Prenant la parole à la Conférence de Wilton Park, à Steyning dans le West Sussex (Royaume-Uni), Michel Hansenne a affirmé qu'il est tout à fait possible de donner une forme concrète à la dimension sociale du commerce international. Toutefois, il a rejeté l'insistance tenace à vouloir imposer des sanctions commerciales de même que la résistance inflexible à toute forme de lien entre le commerce international et les normes du travail. Plutôt que d'adopter une réglementation coercitive, il a suggéré une voie plus prometteuse qui consiste à se concentrer à nouveau sur les objectifs du progrès social et des normes fondamentales du travail et à imaginer des moyens originaux pour atteindre ces objectifs.

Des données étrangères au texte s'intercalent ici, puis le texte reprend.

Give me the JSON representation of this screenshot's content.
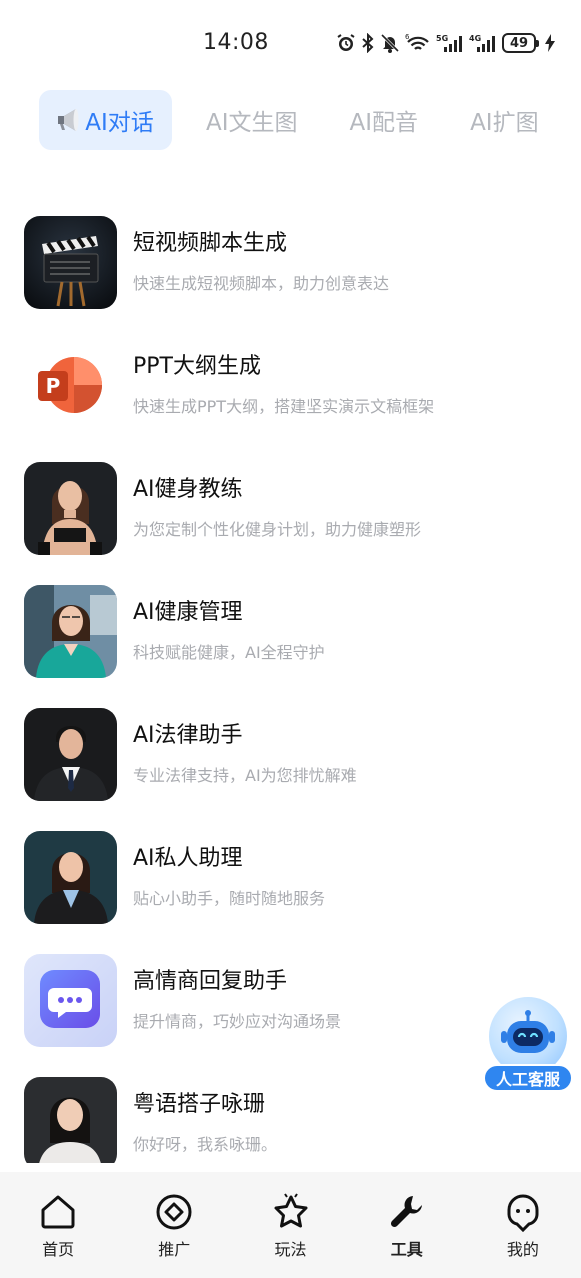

Les Etats membres de l'OIT et de l'OMC doivent non seulement s'abstenir de maintenir artificiellement les conditions sociales à un niveau inférieur pour s'assurer un quelconque avantage déloyal dans la concurrence internationale, a-t-il dit, mais aussi, plus positivement, s'efforcer de distribuer, en toute bonne foi et équitablement, les fruits de la libéralisation du commerce au sein de leurs sociétés.

Selon M. Hansenne, un tel engagement est inhérent à l'appartenance d'un Etat à l'OIT. Les pays qui sont à la fois membres de l'OIT et de l'OMC doivent, dans une organisation, tenir compte des engagements qu'ils ont volontairement souscrits dans l'autre.

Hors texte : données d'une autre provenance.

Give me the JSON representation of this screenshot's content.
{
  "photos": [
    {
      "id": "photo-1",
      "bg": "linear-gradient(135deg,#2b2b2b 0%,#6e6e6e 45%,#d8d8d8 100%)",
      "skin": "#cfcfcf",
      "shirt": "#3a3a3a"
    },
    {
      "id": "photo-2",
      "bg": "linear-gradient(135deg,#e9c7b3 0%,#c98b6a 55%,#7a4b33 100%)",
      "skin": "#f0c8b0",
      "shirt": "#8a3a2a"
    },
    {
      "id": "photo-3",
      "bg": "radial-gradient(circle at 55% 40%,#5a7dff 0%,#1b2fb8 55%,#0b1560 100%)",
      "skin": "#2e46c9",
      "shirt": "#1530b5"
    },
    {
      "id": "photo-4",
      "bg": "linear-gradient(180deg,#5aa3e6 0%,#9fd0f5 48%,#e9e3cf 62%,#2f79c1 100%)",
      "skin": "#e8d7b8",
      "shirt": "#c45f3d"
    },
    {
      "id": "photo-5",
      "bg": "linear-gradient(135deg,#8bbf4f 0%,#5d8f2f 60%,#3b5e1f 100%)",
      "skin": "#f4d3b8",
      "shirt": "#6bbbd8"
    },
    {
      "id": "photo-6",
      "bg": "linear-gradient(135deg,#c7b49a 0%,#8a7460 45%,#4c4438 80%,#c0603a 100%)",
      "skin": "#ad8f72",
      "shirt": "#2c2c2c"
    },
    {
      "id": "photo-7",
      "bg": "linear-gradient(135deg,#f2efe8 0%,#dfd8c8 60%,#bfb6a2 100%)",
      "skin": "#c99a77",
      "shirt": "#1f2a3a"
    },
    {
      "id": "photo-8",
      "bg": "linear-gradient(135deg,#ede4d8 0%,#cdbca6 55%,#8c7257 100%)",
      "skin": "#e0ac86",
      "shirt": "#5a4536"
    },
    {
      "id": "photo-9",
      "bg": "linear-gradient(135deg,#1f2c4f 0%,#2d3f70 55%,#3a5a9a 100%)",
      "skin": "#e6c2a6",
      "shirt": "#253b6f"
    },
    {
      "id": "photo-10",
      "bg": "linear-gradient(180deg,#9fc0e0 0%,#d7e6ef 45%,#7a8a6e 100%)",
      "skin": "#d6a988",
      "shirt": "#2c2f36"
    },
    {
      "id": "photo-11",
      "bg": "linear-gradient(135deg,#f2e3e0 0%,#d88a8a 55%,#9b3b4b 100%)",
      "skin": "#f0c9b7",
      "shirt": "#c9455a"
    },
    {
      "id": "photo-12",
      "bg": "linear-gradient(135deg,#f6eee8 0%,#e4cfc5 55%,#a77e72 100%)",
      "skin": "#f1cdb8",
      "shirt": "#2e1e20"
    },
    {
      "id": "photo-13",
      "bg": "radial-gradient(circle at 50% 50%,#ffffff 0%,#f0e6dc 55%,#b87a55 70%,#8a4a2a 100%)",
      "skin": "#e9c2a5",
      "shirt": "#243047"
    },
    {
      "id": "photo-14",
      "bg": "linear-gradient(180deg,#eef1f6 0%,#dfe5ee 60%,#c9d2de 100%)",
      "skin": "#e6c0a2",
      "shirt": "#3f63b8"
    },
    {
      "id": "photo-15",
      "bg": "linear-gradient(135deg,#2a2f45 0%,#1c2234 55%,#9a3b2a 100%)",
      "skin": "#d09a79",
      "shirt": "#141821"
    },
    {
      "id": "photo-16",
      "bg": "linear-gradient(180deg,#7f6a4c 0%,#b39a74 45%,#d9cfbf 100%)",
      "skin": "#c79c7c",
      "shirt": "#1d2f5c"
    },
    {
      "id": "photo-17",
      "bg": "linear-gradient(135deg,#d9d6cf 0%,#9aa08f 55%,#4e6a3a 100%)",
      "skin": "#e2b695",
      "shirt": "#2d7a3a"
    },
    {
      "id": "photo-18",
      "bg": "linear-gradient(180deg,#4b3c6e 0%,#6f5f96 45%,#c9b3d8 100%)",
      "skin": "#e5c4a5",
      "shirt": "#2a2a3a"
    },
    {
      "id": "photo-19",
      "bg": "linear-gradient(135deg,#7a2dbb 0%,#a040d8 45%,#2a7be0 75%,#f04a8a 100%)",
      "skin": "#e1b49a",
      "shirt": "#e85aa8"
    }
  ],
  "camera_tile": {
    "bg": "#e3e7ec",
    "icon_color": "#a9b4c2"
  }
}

Le Directeur général du BIT a ajouté qu'il ne prévoyait pas que des liens officiels puissent être noués entre l'OIT et l'OMC dans un avenir proche. Il ne considère pas non plus que l'inclusion d'une clause sociale dans le prochain cycle de négociations commerciales multilatérales soit chose facile ou possible à brève échéance. Toutefois il a mis en garde les opposants à une telle clause qui, selon lui, ne doivent pas s'imaginer que la question se résoudra d'elle-même.

Tout en reconnaissant les avantages potentiels du libre échange dans les conditions prévues par l'Uruguay Round, il a noté que les travailleurs qui voient leur métier et leur gagne-pain menacés par l'ouverture des marchés réagiront vivement à une concurrence qui leur paraît déloyale parce que fondée sur l'exploitation d'autres travailleurs.

M. Hansenne a souligné que les consommateurs, déjà sensibilisés aux problèmes de l'environnement, seront de moins en moins disposés à acheter des biens produits par le travail forcé ou par le travail des enfants.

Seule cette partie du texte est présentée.